‘Histórias que não escrevi’ mostra como a periferia se vê

    Livro escrito por adolescentes do Capão Redondo nasce dentro de curso de produção audiovisual ministrado em ONG da zona sul de São Paulo

    Da esquerda para a direita, Talita Leandro, Luan Tolentino, Estêvão Leandro e Camila Santana, autores do livro “Histórias que não escrevi”. | Foto: Rogério Gonzaga

    Quinze jovens reunidos em torno de três mesas debatiam as escolhas para a construção do roteiro e do processo de gravação, apuração e checagem das informações coletadas. Assim começava mais uma reunião de planejamento da turma que realiza o segundo módulo do curso de Produção Audiovisual no Centro Jovem de Comunicação. “Manda todas as informações que vocês levantaram. Personagens, especialistas, vítimas, tudo!”, ordena André Luiz, 21 anos, coordenador e idealizador do curso. O projeto rendeu o prêmio Jovem em Destaque, em 2016, realizado pela Câmara Municipal de São Paulo.

    A turma faz parte de um projeto criado há cinco anos, com a intenção de valorizar o lado pouco mostrado do Capão Redondo, na zona sul de São Paulo, por meio  do uso de ferramentas multimídia, a TV DOC. O projeto surgiu a partir de um coletivo de jovens comunicadores que usavam as redes sociais para divulgação do conteúdo criado, mas rapidamente passou a ser um método de formação.

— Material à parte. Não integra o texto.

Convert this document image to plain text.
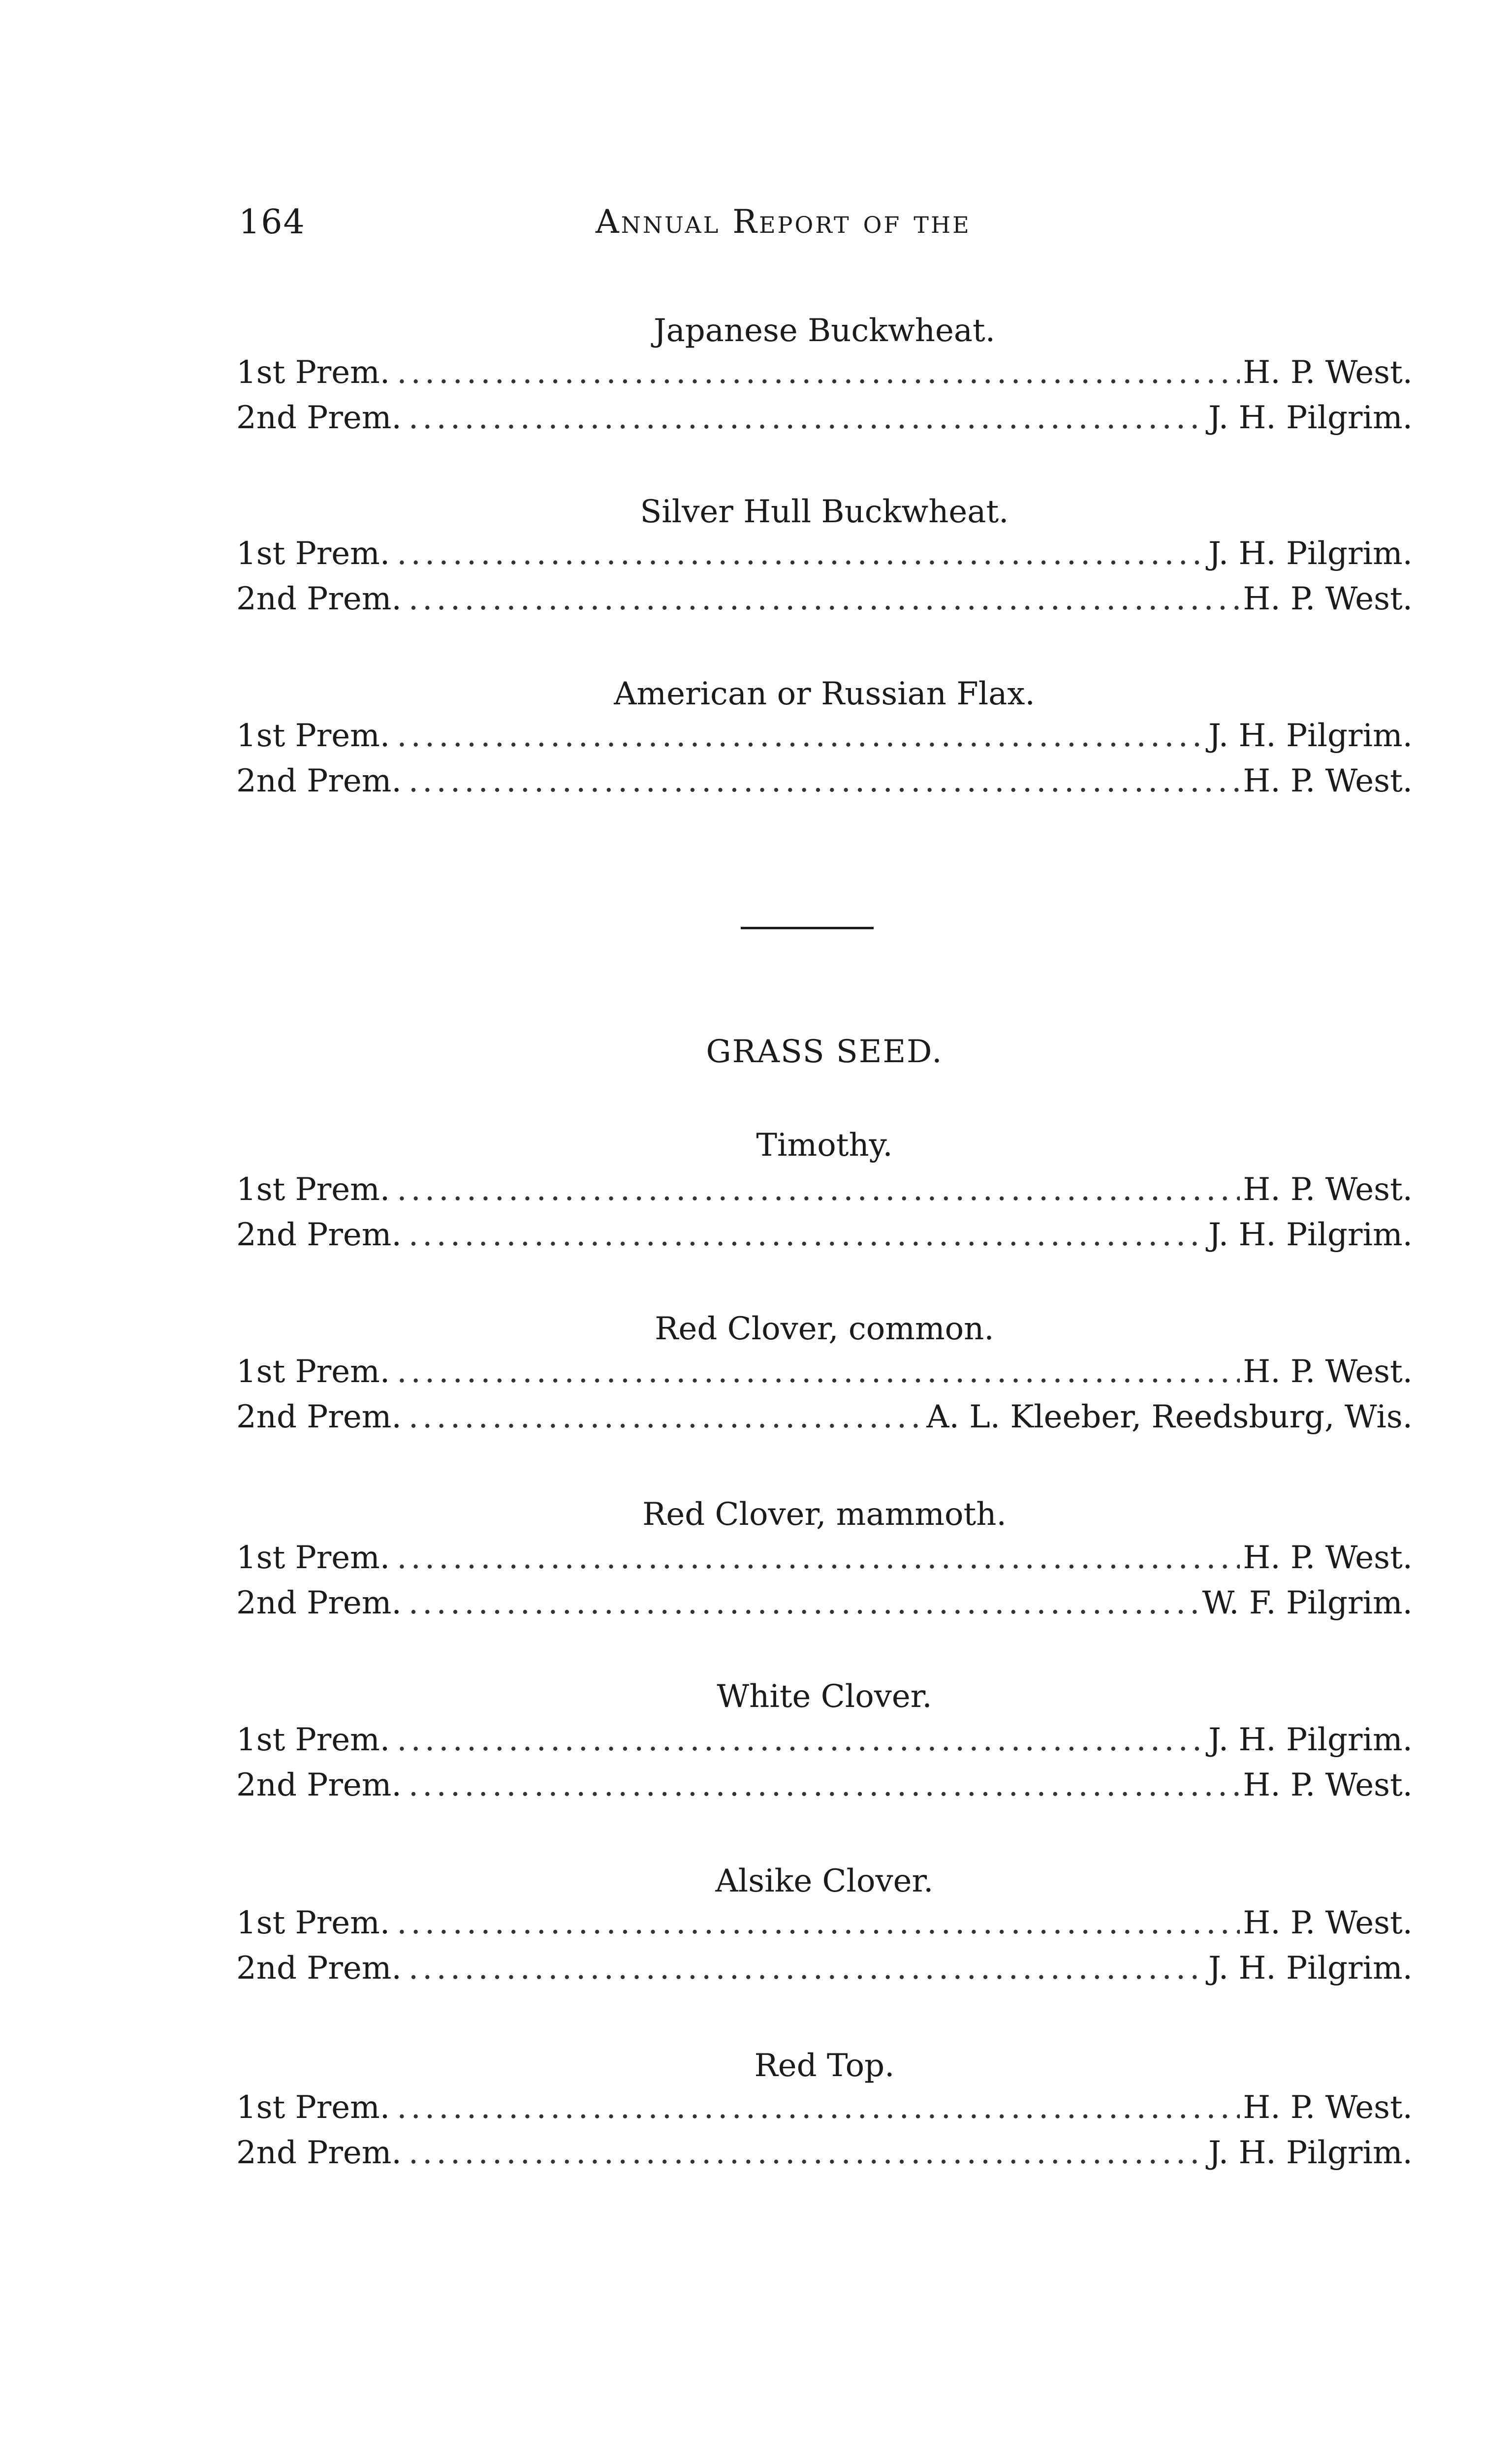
164	Annual Report of the
Japanese Buckwheat.
1st Prem. .....	H. P. West.
2nd Prem. .....	J. H. Pilgrim.
Silver Hull Buckwheat.
1st Prem. .....	J. H. Pilgrim.
2nd Prem. .....	H. P. West.
American or Russian Flax.
1st Prem. .....	J. H. Pilgrim.
2nd Prem. .....	H. P. West.
GRASS SEED.
Timothy.
1st Prem. .....	H. P. West.
2nd Prem. .....	J. H. Pilgrim.
Red Clover, common.
1st Prem. .....	H. P. West.
2nd Prem. .....	A. L. Kleeber, Reedsburg, Wis.
Red Clover, mammoth.
1st Prem. .....	H. P. West.
2nd Prem. .....	W. F. Pilgrim.
White Clover.
1st Prem. .....	J. H. Pilgrim.
2nd Prem. .....	H. P. West.
Alsike Clover.
1st Prem. .....	H. P. West.
2nd Prem. .....	J. H. Pilgrim.
Red Top.
1st Prem. .....	H. P. West.
2nd Prem. .....	J. H. Pilgrim.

    Inspirado na metologia de Paulo Freire e nos trabalhos realizados no CIEJA Campo Limpo (Centro Integrado de Educação de Jovens e Adultos), também na zona sul, o que antes era uma oficina itinerante de apenas três meses, chamada TV DOC Inclui, agora realiza o segundo módulo do curso de duração de um ano.

    “A gente bolou uma metodologia que fosse um pouco mais aberta e não tivesse tanto a figura do professor e aluno. Como a gente não tinha bagagem técnica pra dar um curso de cinema, pensamos em usar o audiovisual como ferramenta pra discutir outros assuntos como racismo, feminismo, e por ai vai”, explica André Luiz.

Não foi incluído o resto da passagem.